Non una partita come tutte le altre e lo si capisce dai minuti precedenti al fischio d’inizio. In mattinata arriva la notizia della scomparsa di Mimmo Renna, storico allenatore delle due squadre, rimasto nel cuore delle società che, infatti, si presentano sul terreno di gioco col lutto al braccio. Prima del fischio d’inizio il minuto di raccoglimento è da brividi. Qualche secondo dopo il coro lasciato partire dalla Curva Nord leccese “Siediti in panchina Mimmo Renna” completa alla perfezione l’omaggio ad un uomo di sport che ha dato la sua vita alla causa leccese (autore del famoso triplete Campionato di C, Coppa Italia e Coppa Italo-Inglese) e di altri club tra cui l’Ascoli, appunto.

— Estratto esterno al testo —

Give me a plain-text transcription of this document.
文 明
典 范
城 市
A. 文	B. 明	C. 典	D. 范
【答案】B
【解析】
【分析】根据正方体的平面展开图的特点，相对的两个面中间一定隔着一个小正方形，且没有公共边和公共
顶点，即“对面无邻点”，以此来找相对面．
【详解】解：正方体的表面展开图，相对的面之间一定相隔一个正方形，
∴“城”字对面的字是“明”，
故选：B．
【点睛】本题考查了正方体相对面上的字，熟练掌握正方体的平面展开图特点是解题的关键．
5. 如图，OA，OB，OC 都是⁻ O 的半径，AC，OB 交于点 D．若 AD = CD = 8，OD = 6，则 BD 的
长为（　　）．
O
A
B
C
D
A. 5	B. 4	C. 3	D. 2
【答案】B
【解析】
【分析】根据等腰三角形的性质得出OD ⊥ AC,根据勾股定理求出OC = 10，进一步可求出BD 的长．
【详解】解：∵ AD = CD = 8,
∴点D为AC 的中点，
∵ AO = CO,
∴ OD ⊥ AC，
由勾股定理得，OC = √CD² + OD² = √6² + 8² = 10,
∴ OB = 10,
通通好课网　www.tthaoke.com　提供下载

La partita inizia subito dopo. Ma dura praticamente 4 secondi. Avviene solo questo: un lancio verso la metà campo leccese, un contrasto aereo Scavone-Beretta, il centrocampista leccese che cade per terra, dopo aver ricevuto un colpo alla tempia, probabilmente senza controllo del corpo e sviene. I giocatori si accorgono da subito che qualcosa di grave è avvenuto. Si affrettano a chiamare soccorsi, reclamano e fanno gesti inequivocabili verso la panchina. Sono momenti di panico. Lo stadio assiste ammutolito. I secondi trascorrono e i giocatori iniziano a circondare Scavone, sempre più preoccupati. Si invocano per la seconda volta i soccorsi. Questa volta l’ambulanza. C’è un po’ di confusione. L’ambulanza non riesce a passare. Mancosu si precipita verso i cartelloni pubblicitari scaraventandoli via, aiutato da Calderoni e da alcuni giocatori dell’Ascoli. Si inizia a pensare che la situazione potrebbe essere tragica, e che i soccorsi non siano stati sufficienti. La cronaca dirà altro. Ma gli spettatori, così come noi cronisti, non ne hanno la percezione. La cronaca dirà che qualche secondo prima Mancosu e Ciciretti avevano salvato la vita a Manuel Scavone, estraendogli la lingua che si stava attorcigliando in gola. Tempestivo anche l’intervento del dottore Palaia che, con la respirazione bocca a bocca, ha evitato l’arresto cardiaco.

La situazione, dicevamo, appare grave. Il secondo intervento dei soccorsi, con l’ambulanza, è ancora in corso. Passano i minuti. I giocatori sono riuniti intorno al loro collega. Gli sguardi, gli atteggiamenti, i movimenti comunicano tensione e paura. Quando l’orologio dello stadio indica i 12 minuti l’ambulanza lascia il terreno di gioco, passando sotto al settore dei tifosi ascolani che accolgono la vettura tra gli applausi, e successivamente abbandona il Via del Mare. Destinazione Vito Fazzi. Da questo momento le notizie che arrivano sono confortanti. Il giocatore è vigile e viene trasportato in ospedale in Codice Giallo.
Ora la decisione passa a giocatori e arbitri. Si radunano in mezzo al campo. I giocatori comunicano di non voler proseguire. Non è facile in un momento come questo, ed è comprensibile. Un loro amico e collega ha appena rischiato la vita. L’arbitro, Baroni, capisce la chiara volontà dei giocatori ed è d’accordo nella decisione. Sente telefonicamente il presidente della Lega di Serie B, Balata, e comunica la decisione. Il presidente concorda con la scelta. La partita viene rinviata a data da destinarsi. Lo show non deve per forza andare avanti. Ci si può fermare quando avvengono episodi che vanno oltre lo sport, l’agonismo, la rivalità. Le due squadre, i giocatori in campo, gli arbitri e i tifosi, uniti nella vicinanza a Scavone, hanno scritto una pagina importante di sport. Che fa riflettere e comprendere.

Le condizioni di Scavone dopo l’intervento di medici e giocatori non sono gravi, anzi il bollettino medico parla di una situazione di coscienza già nel campo (avrebbe parlato coi medici) e all’arrivo al Vito Fazzi. La prassi dice che deve rimanere per almeno 24 ore sotto osservazione.
Questa mattina è arrivata la visita di Beretta che comprensibilmente è uno dei più toccati da quanto successo. Il calciatore leccese è cosciente e vigile, ha passato la notte in serenità. Si dice che potrebbe lasciare l’ospedale anche oggi, ma i medici rimangono cauti e preferirebbero tenere Scavone sotto osservazione ancora qualche ora.